My son is a good sport about museum visits. Not that he has a choice in the matter. Whenever a show catches my interest—art, science or pop culture, I drag him along, as long as it’s age-appropriate. There was this one Kara Walker exhibit that I loved, but struggled to explain rape to my kid. Oops. I should’ve known better, being familiar with Kara Walker’s work. But I digress.

Some museums are immediately engaging for my son, like the Museum of Flight in Seattle and the Imperial Treasury in Vienna. I think they speak to his love of storytelling. Airplanes and priceless jewels are tactile objects with history associated with them, and history is basically storytelling. He would sometimes try to recreate something he saw at the museum from Legos or cardboard, and that’s when I know an exhibit has left an impression.

Visual art exhibits can be hit or miss. Even when it’s a miss, his boredom doesn’t concern me. If he’s bored, I tell him why the work is considered important, and experiencing an exhibit through boredom isn’t bad. It might spark something in him later. More often than not, he is receptive. Which brings us to Yayoi Kusama. 

My Eternal Soul, National Art Center in Tokyo

Yayoi Kusama’s art, with her signature bright colors and polka dots—is easy to love, especially for kids. We were lucky enough to be in Tokyo in April of this year to catch the largest collection of Yayoi Kusama’s work at the National Art Center. The exhibit, My Eternal Soul, was named for a series of paintings and acrylic sculptures Kusama created since 2009. It also featured some of her more recent and past work.

Walking into the main gallery of My Eternal Soul was an experience. Imagine a closed space the size of a basketball court (maybe larger), with all four walls entirely covered by 4 foot square-panel paintings, no spaces in between. In the open floorspace, huge acrylic sculptures of flora and fauna sprouted, most of them big enough to engulf the tallest visitor. One of the sculptures would’ve looked right at home in the Little Shop of Horrors, with a big eye at the center of the flowers. 

One of the things I learned later about Yayoi Kusama from the Infinity Mirror exhibit was how specific she was with regards to how viewers experienced her work. In Infinity Mirror, visitors were allowed between 30 to 40 seconds in each room. It was brief but long enough to feel immersed in her world. 

The same care was taken in My Eternal Soul. Despite the large size of the gallery, I felt completely enveloped in Kusama’s work. It was like spacewalking through Kusama’s brain. My son took his time contemplating one of the big plant sculptures. “I liked the way she visualized her mental illness,” he said. 

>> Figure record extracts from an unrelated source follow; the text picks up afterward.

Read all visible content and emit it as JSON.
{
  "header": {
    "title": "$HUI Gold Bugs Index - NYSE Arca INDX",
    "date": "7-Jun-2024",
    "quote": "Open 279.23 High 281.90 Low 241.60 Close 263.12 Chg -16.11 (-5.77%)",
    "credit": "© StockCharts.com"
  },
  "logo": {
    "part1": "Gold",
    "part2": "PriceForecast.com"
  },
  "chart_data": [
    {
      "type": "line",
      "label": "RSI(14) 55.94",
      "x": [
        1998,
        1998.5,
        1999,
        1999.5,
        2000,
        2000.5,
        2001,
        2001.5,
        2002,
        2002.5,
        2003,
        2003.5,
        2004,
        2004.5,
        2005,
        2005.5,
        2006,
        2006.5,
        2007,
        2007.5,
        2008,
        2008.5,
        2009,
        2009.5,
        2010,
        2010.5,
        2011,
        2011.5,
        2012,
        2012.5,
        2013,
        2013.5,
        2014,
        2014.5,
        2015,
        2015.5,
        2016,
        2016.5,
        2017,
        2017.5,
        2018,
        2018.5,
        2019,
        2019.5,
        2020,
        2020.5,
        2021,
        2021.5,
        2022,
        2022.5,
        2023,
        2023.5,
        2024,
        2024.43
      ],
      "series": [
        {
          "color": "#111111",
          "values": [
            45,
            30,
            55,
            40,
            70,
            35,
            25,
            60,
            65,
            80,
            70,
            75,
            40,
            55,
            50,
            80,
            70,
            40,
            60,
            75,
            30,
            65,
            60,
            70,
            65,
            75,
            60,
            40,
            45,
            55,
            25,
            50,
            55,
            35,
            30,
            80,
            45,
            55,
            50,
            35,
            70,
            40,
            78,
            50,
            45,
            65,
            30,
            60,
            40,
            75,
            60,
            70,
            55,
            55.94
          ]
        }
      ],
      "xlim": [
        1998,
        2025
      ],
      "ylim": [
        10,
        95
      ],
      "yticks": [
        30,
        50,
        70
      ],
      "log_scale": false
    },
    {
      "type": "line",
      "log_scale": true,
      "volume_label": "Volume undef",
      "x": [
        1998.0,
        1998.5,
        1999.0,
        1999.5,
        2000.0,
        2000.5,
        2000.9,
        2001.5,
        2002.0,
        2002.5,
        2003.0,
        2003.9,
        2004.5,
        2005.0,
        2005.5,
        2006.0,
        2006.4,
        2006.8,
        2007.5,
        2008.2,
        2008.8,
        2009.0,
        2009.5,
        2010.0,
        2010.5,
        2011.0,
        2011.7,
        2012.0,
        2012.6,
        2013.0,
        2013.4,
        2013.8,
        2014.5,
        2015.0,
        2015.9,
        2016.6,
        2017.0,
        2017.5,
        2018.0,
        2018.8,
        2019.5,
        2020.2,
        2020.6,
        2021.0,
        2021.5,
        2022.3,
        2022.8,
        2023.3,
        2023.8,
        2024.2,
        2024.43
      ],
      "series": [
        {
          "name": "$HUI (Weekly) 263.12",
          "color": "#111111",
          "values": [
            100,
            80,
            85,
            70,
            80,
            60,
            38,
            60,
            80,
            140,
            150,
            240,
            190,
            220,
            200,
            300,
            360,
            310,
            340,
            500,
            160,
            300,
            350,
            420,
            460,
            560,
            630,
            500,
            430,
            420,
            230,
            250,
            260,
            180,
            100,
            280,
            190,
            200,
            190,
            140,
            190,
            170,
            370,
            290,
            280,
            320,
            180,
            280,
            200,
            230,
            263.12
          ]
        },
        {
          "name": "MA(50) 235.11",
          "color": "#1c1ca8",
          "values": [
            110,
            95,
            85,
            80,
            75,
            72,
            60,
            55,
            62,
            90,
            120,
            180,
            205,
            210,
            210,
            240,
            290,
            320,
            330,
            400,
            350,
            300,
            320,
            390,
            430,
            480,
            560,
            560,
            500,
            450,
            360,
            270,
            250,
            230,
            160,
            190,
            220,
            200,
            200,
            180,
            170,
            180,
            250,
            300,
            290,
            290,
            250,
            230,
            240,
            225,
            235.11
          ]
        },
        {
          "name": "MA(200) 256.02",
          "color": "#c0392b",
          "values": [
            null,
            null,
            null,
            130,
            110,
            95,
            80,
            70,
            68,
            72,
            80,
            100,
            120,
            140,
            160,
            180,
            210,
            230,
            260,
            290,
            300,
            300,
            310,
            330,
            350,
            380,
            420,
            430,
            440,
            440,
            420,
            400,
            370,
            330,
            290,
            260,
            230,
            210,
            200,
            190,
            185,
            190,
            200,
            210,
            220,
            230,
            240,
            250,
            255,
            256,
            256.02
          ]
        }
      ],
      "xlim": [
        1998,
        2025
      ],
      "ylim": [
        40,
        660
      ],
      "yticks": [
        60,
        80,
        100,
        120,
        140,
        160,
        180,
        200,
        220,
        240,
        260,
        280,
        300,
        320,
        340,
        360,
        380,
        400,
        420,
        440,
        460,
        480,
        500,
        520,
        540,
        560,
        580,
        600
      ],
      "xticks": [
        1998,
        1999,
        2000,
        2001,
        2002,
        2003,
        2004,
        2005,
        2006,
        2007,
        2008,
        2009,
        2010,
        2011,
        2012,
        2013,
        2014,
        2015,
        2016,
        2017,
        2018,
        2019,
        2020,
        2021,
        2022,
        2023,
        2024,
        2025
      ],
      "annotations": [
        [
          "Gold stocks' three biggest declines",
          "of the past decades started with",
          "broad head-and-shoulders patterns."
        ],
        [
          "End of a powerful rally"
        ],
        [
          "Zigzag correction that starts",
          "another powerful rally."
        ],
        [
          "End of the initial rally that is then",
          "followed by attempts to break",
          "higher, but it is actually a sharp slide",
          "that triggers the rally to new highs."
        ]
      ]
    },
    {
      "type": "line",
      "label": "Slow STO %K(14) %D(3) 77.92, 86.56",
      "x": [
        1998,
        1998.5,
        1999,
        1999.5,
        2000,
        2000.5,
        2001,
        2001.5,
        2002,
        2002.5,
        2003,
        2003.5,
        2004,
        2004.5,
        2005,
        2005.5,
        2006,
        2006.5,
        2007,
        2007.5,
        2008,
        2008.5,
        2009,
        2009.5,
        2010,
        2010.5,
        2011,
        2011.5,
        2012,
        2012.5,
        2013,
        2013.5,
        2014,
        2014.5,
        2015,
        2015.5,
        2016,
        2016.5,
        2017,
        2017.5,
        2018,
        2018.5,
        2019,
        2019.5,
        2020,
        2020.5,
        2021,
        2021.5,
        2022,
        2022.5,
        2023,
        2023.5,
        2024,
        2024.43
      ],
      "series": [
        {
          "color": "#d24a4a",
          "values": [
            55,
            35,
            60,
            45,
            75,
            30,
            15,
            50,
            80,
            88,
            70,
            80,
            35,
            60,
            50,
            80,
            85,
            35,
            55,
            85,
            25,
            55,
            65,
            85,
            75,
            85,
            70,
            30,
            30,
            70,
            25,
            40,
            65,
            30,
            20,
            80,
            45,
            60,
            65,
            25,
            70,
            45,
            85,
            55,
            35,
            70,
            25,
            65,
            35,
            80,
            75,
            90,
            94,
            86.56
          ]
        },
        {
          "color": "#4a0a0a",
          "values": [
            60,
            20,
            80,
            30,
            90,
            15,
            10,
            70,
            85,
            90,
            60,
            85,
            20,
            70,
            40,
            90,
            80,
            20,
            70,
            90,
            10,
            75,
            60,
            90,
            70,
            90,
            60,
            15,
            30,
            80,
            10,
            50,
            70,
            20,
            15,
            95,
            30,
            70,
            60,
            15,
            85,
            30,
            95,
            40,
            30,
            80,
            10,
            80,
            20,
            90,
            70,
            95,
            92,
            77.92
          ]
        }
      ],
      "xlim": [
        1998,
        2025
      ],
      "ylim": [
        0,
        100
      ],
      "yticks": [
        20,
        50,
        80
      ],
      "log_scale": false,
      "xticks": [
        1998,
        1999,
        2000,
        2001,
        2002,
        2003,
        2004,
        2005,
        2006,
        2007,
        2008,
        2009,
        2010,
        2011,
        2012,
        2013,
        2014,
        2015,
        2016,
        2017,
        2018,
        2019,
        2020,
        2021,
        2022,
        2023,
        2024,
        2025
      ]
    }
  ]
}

There was one Infinity Mirror room in this show. Thousands of colored lights hung from the ceiling, reflected by mirrors on all sides. It simulated the most stunning walk through the stars, more immersive than any planetarium visited. The beauty of Yayoi Kusama’s Infinity Mirror rooms are easy to understand. They’re visually striking, meditative, immersive, and mesmerizing.    

I hope you have the chance to experience her work with your kids. Infinity Mirrors is currently on view at the Broad in Los Angeles until January 10th, 2018, then it will travel to Toronto and Cleveland through 2018. If you find yourself in Tokyo, Yayoi Kusama has just opened her own museum. I’m pretty sure tickets will be sold out for months in advance, but it’s worth checking out the web site for availability.